Matthew Northridge at Gorney Bravin + Lee - "Continent "exhiibition of sculpture and collage

Art in America,  June, 2003  by Matthew Nichols

Delivering on the promise of New City, a sprawling metropolis of a sculpture displayed at the New Museum of Contemporary Art in New York in 2002, Matthew Northridge presented three sculptures and 21 collages in his impressive solo debut. Collectively titled Continent, these new collages conjure vast realms of architecture and geography in small objects and economical gestures.

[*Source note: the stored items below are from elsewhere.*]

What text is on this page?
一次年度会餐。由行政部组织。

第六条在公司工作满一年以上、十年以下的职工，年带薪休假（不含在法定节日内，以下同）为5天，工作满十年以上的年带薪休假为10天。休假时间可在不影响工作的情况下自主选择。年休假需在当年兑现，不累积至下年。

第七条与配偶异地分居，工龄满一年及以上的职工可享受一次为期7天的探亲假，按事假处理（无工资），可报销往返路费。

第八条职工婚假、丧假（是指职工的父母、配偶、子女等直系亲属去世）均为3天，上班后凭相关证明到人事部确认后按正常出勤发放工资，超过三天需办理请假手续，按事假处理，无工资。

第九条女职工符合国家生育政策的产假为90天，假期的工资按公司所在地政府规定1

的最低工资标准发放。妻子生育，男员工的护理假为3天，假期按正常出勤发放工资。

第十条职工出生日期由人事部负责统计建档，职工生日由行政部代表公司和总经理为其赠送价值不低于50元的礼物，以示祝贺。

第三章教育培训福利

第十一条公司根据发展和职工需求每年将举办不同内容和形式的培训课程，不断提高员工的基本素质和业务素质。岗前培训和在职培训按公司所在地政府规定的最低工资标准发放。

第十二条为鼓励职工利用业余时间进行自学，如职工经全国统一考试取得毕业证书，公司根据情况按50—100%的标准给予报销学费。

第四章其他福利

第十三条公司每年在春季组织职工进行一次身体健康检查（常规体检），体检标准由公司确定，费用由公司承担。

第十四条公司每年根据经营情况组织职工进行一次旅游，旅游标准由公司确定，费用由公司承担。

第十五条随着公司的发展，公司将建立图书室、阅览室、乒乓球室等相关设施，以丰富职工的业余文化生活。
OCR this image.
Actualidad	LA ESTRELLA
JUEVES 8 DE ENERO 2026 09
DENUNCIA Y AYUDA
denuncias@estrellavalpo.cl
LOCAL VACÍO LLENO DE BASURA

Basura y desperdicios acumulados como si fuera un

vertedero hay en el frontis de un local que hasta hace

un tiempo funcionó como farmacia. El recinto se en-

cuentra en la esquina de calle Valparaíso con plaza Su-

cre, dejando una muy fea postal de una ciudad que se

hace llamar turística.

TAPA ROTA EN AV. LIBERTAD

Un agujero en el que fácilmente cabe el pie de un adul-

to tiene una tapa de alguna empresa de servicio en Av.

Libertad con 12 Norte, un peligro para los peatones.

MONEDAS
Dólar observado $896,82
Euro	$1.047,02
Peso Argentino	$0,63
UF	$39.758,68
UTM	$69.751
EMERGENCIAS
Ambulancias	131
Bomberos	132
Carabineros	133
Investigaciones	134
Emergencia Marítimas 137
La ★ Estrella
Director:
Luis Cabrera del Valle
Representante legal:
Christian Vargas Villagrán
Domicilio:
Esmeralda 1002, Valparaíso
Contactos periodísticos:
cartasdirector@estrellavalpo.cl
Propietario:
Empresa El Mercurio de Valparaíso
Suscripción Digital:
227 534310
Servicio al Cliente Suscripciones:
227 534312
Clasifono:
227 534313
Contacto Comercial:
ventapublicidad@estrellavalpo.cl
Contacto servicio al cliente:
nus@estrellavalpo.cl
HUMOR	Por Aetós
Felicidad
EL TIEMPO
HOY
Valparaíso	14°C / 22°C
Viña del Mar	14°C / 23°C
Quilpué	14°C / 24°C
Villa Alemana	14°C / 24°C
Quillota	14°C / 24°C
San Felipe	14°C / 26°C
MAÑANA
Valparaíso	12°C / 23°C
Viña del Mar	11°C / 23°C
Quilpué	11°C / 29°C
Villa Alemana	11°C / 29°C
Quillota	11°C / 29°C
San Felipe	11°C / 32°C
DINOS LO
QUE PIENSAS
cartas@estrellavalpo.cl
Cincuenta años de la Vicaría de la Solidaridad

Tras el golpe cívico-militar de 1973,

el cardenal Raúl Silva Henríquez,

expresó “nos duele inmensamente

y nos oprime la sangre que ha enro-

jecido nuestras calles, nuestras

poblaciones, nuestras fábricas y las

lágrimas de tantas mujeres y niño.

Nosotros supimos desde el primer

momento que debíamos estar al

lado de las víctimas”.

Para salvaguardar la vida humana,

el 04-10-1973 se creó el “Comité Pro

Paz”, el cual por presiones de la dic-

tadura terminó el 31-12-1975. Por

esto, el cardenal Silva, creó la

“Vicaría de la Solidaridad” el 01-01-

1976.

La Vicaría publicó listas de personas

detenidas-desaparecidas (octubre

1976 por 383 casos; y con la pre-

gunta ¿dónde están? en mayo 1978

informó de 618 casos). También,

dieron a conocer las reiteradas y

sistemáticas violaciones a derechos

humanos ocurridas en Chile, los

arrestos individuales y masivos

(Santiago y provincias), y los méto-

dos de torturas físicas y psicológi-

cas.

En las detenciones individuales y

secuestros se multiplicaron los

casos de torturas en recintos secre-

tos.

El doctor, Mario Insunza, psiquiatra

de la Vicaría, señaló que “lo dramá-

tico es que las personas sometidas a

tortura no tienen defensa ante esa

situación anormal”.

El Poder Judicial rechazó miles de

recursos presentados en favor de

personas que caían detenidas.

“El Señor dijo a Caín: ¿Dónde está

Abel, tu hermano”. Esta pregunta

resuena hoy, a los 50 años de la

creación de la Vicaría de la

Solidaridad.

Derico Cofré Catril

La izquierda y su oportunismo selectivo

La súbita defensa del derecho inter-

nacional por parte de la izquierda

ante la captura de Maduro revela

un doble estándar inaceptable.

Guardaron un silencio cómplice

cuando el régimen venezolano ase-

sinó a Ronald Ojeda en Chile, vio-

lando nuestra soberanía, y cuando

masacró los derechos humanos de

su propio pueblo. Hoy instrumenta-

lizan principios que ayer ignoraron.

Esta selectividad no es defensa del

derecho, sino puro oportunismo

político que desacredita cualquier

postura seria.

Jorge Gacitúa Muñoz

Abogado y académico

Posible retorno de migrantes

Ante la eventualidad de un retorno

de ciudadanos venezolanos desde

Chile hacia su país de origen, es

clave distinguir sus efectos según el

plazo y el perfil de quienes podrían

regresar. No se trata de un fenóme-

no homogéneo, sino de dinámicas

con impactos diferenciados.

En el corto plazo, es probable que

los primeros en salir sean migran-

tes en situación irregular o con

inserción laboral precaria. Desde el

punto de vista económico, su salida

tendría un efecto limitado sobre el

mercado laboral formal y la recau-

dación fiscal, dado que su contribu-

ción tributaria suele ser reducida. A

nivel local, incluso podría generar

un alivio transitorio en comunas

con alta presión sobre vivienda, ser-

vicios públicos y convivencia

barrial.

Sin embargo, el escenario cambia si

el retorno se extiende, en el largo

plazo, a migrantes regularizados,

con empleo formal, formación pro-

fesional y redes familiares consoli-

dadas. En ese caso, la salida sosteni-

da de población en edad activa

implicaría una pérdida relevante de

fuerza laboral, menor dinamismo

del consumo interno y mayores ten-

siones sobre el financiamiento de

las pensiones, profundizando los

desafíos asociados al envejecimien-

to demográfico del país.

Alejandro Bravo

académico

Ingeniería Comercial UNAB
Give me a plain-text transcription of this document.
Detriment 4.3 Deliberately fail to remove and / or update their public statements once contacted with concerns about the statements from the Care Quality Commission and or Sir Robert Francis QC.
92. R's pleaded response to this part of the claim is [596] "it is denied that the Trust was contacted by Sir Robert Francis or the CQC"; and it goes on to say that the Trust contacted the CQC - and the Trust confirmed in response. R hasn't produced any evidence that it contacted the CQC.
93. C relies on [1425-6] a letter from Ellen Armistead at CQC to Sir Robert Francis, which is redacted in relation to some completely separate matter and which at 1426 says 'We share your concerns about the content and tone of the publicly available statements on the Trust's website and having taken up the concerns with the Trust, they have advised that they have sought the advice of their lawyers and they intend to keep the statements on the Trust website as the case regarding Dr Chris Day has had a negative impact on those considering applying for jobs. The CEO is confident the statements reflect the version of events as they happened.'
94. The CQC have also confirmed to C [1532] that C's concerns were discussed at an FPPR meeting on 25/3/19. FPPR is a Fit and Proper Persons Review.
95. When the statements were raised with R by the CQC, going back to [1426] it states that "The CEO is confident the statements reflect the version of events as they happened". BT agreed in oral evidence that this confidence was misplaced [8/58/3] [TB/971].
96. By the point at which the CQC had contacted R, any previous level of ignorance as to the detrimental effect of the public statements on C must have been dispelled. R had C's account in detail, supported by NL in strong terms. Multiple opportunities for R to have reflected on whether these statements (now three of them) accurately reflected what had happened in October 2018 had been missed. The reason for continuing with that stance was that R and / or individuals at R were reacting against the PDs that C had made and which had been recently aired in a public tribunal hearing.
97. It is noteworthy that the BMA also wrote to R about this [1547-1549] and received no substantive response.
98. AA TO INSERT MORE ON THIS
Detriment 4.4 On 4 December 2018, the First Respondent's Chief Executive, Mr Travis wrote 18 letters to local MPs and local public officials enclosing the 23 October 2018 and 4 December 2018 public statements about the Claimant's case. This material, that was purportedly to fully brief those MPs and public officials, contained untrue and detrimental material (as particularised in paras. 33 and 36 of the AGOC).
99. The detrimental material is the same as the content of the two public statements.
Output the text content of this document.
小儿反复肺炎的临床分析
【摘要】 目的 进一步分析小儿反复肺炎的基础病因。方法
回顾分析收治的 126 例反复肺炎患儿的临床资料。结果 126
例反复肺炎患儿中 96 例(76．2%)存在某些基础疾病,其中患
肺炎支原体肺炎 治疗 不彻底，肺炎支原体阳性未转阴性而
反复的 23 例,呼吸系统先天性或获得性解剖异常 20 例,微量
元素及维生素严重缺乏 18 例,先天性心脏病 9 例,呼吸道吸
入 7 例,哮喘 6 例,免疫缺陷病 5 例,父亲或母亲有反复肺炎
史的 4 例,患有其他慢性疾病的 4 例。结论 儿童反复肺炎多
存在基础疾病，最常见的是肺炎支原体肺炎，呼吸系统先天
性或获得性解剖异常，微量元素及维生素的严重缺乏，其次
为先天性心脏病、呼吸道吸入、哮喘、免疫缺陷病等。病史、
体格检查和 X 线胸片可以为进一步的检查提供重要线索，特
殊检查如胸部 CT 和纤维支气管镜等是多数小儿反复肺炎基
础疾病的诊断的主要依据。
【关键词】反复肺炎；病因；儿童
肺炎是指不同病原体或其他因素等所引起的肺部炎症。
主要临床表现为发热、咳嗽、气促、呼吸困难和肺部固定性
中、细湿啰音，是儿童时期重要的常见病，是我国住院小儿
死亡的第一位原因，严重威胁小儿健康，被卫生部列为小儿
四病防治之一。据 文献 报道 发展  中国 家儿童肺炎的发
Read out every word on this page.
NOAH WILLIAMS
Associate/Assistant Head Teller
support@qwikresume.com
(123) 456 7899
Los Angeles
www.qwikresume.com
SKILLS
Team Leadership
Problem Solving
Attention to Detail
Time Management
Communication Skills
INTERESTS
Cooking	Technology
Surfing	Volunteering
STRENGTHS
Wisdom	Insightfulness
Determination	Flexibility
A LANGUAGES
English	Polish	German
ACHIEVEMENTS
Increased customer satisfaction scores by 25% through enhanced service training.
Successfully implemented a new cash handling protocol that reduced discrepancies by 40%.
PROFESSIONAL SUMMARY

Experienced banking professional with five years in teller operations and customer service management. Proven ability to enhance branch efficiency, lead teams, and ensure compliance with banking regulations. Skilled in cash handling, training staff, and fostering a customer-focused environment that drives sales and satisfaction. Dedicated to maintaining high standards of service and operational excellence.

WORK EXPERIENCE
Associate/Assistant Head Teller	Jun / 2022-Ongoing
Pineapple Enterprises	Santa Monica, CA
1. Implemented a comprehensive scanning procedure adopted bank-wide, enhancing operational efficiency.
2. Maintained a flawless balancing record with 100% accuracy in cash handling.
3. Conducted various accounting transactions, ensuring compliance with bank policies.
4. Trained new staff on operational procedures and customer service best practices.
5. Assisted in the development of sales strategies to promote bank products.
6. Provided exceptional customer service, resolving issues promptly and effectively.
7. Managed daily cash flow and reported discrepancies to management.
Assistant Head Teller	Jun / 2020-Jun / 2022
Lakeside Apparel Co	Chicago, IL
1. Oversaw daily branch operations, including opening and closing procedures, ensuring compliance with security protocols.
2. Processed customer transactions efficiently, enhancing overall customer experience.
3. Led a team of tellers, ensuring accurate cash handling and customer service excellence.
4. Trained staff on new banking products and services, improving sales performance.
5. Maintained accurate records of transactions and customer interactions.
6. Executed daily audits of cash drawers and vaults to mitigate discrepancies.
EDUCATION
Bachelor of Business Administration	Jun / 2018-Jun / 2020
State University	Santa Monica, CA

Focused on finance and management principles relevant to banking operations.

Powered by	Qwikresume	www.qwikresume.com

For many of his collages, Northridge clips aerial photographs of buildings from the pages of magazines, then isolates the tiny structures on sheets of white paper. While never surpassing the size of a thumbnail, each building imposes a strong sense of perspective on its otherwise blank support. In Hillside, Nepal (2002), for example, three thatched huts appear to climb an invisible mountain. A clutch of miniature farm buildings colonizes a corner of another collage and efficiently transforms the empty expanse of paper into receding meadows. In a separate group of collages, Northridge pastes innumerable drawings of gray and white cubes along the bottom edges of large sheets of paper. Stacked into low mounds and tall towers, they resemble grisaille cities seen from afar or, because a few of the cubes have open lids, warehouses full of cardboard boxes.

Similar shifts in the perception of scale are elicited by the artist's sculptures. On one wall of the gallery, Northridge pressed 100 pushpins into a tight circle (Pushpin [Laserbeam], 2003). Thimbles, beads, drill bits, springs, plastic pen parts and other assorted found objects were glued to the heads of the pins, creating a tapered cylinder that projected several inches from the wall. Despite its modest size, this homespun object has an architectural impact, and suggests the tip of a castellated tower.

The most elegant work in the show was aptly titled Horizon (2000-02). It consists of hundreds of acrylic hemispheres, each an inch in diameter, arranged in a long line across one wall. As the viewer obliquely approaches the sculpture, the hemispheres glow gold, green and a wide range of blues. Closer inspection reveals that each acrylic dot is transparent and magnifies an image of the ocean pasted to its back. While precisely aligned into a single, unbroken horizon, each vista features a slightly different seascape. Some are stormy, others serene. Some offer sunsets, while others contain tiny swimmers. By collapsing such vast dimensions into small, unobtrusive objects, Northridge seems to channel Jonathan Swift, sending the viewer traveling through his work like Gulliver.